SPENCER: Yeah, I heard one philosopher give an analogy with illusions. And I think the idea was there, you know, imagine there's illusion of an apple, like, what does it really mean to have an illusion of the apple? And one way to conceptualize having that illusion is that your brain is behaving in every way as though the apple was there, even though there's like no physical apple there. So I think that this was used to kind of push the idea that like, well, all that your brain needs to do is like, make you behave. And have you experienced this as though you had consciousness like, but maybe the consciousness itself is doing no work, right? Like maybe the consciousness illusion in the sense that you have all the experiences of having an apple, without an apple being there, we call that illusion of an apple. So you could have like, you acted as though you are conscious, and all these ways without there actually being consciousness.

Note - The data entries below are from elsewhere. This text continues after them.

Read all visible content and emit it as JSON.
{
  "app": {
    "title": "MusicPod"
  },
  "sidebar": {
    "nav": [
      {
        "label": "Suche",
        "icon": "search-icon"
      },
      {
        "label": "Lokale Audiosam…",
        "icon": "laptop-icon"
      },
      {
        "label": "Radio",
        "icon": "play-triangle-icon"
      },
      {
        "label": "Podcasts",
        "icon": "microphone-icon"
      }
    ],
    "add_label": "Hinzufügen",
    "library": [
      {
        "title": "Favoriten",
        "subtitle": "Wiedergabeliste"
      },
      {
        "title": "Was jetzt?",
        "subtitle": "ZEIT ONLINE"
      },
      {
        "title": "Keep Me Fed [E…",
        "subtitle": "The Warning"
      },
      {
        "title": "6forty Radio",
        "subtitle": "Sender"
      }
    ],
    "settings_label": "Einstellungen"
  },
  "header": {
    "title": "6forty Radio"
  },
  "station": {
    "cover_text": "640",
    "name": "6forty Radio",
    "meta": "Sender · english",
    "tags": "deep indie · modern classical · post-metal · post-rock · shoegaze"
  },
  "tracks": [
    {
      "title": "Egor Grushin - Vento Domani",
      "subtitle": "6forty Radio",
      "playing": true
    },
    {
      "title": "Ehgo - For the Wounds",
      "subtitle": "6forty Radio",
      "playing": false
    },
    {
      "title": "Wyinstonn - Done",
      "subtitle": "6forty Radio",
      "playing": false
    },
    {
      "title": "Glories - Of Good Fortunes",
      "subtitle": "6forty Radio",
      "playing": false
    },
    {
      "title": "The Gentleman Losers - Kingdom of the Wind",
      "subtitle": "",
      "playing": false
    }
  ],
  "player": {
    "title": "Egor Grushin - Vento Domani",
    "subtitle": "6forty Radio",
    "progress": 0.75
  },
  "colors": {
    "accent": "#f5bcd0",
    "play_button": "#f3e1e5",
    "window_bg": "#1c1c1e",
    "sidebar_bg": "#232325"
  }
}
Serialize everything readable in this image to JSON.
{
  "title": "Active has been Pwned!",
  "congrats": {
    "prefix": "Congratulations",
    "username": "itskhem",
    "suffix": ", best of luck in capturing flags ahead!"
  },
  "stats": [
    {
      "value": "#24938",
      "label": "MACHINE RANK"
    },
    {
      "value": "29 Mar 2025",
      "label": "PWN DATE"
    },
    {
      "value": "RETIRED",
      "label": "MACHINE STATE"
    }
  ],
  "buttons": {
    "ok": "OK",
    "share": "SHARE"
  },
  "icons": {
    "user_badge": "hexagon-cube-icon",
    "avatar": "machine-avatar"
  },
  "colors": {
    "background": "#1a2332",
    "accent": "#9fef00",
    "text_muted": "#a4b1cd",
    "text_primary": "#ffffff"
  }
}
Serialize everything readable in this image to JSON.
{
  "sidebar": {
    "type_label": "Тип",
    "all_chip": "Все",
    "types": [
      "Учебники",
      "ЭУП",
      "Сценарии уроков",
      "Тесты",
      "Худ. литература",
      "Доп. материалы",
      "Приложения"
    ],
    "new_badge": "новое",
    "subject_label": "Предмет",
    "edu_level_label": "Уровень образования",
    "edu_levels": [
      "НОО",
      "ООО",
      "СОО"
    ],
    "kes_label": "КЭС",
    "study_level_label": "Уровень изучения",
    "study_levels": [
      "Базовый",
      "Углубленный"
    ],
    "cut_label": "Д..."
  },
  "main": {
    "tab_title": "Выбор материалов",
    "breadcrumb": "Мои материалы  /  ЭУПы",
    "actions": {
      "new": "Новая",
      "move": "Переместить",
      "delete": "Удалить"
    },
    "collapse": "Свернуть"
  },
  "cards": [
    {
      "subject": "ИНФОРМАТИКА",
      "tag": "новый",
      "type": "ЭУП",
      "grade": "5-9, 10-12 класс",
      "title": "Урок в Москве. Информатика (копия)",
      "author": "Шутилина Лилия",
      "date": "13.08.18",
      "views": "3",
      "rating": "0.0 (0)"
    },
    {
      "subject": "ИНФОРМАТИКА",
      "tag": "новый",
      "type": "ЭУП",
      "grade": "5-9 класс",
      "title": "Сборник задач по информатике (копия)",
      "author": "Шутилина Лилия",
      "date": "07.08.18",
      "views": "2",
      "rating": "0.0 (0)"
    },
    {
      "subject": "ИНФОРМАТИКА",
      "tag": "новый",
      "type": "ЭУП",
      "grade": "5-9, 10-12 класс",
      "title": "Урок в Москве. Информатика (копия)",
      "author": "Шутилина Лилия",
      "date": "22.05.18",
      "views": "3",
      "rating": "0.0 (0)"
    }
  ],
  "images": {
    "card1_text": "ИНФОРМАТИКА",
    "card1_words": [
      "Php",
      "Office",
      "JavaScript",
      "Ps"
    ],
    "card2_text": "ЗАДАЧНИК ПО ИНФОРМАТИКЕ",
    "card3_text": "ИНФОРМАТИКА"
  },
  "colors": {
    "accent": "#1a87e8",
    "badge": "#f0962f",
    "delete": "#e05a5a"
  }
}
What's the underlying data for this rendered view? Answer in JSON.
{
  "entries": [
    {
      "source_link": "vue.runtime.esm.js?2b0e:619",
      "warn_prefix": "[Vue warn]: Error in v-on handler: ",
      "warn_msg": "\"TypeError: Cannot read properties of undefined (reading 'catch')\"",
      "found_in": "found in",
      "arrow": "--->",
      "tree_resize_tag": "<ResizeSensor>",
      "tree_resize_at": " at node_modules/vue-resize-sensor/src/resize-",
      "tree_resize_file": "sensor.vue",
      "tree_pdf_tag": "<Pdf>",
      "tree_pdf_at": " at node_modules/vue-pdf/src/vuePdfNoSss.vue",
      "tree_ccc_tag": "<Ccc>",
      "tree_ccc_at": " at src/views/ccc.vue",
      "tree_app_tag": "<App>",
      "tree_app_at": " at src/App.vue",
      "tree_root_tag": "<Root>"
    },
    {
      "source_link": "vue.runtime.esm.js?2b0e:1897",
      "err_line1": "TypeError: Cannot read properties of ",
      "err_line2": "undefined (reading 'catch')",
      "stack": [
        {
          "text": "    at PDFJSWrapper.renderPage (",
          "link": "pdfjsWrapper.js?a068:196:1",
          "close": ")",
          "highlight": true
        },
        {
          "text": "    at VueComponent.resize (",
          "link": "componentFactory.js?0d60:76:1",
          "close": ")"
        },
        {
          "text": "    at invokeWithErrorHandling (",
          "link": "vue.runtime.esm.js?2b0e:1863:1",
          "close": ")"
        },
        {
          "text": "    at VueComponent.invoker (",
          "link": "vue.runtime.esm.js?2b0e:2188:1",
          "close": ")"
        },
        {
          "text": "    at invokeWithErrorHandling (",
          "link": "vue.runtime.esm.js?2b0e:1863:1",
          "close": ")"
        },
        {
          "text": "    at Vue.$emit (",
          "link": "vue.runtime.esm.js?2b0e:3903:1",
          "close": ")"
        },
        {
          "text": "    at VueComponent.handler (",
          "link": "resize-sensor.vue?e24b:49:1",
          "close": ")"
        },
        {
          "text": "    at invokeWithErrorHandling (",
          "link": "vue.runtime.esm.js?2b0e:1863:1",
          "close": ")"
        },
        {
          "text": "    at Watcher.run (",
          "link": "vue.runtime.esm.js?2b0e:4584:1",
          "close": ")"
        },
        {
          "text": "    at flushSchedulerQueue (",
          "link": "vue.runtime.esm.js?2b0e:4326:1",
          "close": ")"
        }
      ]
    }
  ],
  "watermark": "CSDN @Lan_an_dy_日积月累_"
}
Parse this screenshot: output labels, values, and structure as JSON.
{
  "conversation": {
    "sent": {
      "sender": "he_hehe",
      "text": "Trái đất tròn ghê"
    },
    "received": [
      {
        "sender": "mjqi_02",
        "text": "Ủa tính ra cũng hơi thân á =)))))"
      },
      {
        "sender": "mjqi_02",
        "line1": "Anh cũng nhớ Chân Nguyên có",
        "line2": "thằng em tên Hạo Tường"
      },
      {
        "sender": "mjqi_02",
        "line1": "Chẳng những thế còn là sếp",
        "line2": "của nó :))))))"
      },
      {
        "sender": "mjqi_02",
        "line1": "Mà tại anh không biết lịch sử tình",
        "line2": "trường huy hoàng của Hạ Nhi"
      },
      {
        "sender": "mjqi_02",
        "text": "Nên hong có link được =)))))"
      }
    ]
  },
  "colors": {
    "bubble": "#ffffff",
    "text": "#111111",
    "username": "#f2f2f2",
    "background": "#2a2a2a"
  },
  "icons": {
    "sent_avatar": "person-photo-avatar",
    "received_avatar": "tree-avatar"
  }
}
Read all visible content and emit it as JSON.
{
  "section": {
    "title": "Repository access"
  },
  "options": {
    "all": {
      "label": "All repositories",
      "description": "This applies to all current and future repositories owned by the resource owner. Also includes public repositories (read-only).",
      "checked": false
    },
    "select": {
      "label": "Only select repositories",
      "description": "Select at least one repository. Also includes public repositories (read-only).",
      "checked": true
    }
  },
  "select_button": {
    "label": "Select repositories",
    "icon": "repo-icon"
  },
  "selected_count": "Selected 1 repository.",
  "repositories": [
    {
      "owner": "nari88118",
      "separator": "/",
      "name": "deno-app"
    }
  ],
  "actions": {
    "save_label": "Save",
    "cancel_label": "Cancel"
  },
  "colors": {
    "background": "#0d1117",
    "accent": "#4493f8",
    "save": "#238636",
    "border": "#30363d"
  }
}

JOE: I think that is an instructive example. But I think the response people often give to illusionism, as there can be an illusion of an apple in the sense that there can be an experience of an apple with no physical apple. But there can't be a experience of an experience without an experience, therefore, experience can't be an illusion. But I think if you shift from talking about experience to talking about representation, then that argument makes less sense. So if you talk about an illusion of an apple as sort of there's a representation of an apple without an apple being there, then you can similarly conceive of the notion that there's a representation of phenomenal consciousness without a thing that answers to that representation being real. And I think sort of making that shift from seeing a kind of illusion of an apple as sometimes I think people think about there's like a thing, which is the the apple experience, and there's nothing kind of out there causing it. But if you think of that, instead of as a representation, I think it makes more sense how consciousness could be analogous.

SPENCER: Yeah, or you could think about all the effects of the experience of an apple, like, you know, every kind of change, you know, in the neural firing, and so on, that's going on, but there's no actual Apple just kind of another way around, having to have the experience in there and the definition of an illusion.

JOE: I think that might well help. It's a little less clear what, in the case of apples, we sort of know how we act in the presence of real apples. It's not totally clear what kind of how we act in the presence of real phenomenal consciousness. That's true. Yeah. So that's, that's a good example is we do a certain type of philosophy and in some sense, that is what the illusionist is trying to explain this like, "Oh, look at all these people reporting all these intuitions." That's the thing we're saying is sort of representing things falsely.

SPENCER: It is a little bit odd and surprising that illusionists don't think they have conscience yet they talk about him all the time, it's just interesting and surprising that like, let's say illusionists or riot, like we don't actually have consciousness yet. We're spending all this time talking about this thing that we don't have. You go to an alien planet, and there's some kind of experience they lack, and yet they spend all this time talking about having it. I don't know, it just seems odd to me.

JOE: Yeah. I mean, I think I like that image. That is kind of what the illusionist thinks is going on, right is we're just really confused. And we're sitting around and we're kind of like, is there more elan vital in this dog or that dog? And we're kind of like, oh, you know, I could just tell there's more elan vital, it's like, I'm not sure. And we're all just this. We're all really confused. And you'd sort of laugh at this this alien civilization if you could see it.

SPENCER: Exactly. Thank you so much for coming. This is really fun conversation.

JOE: Thanks for having me. It was great.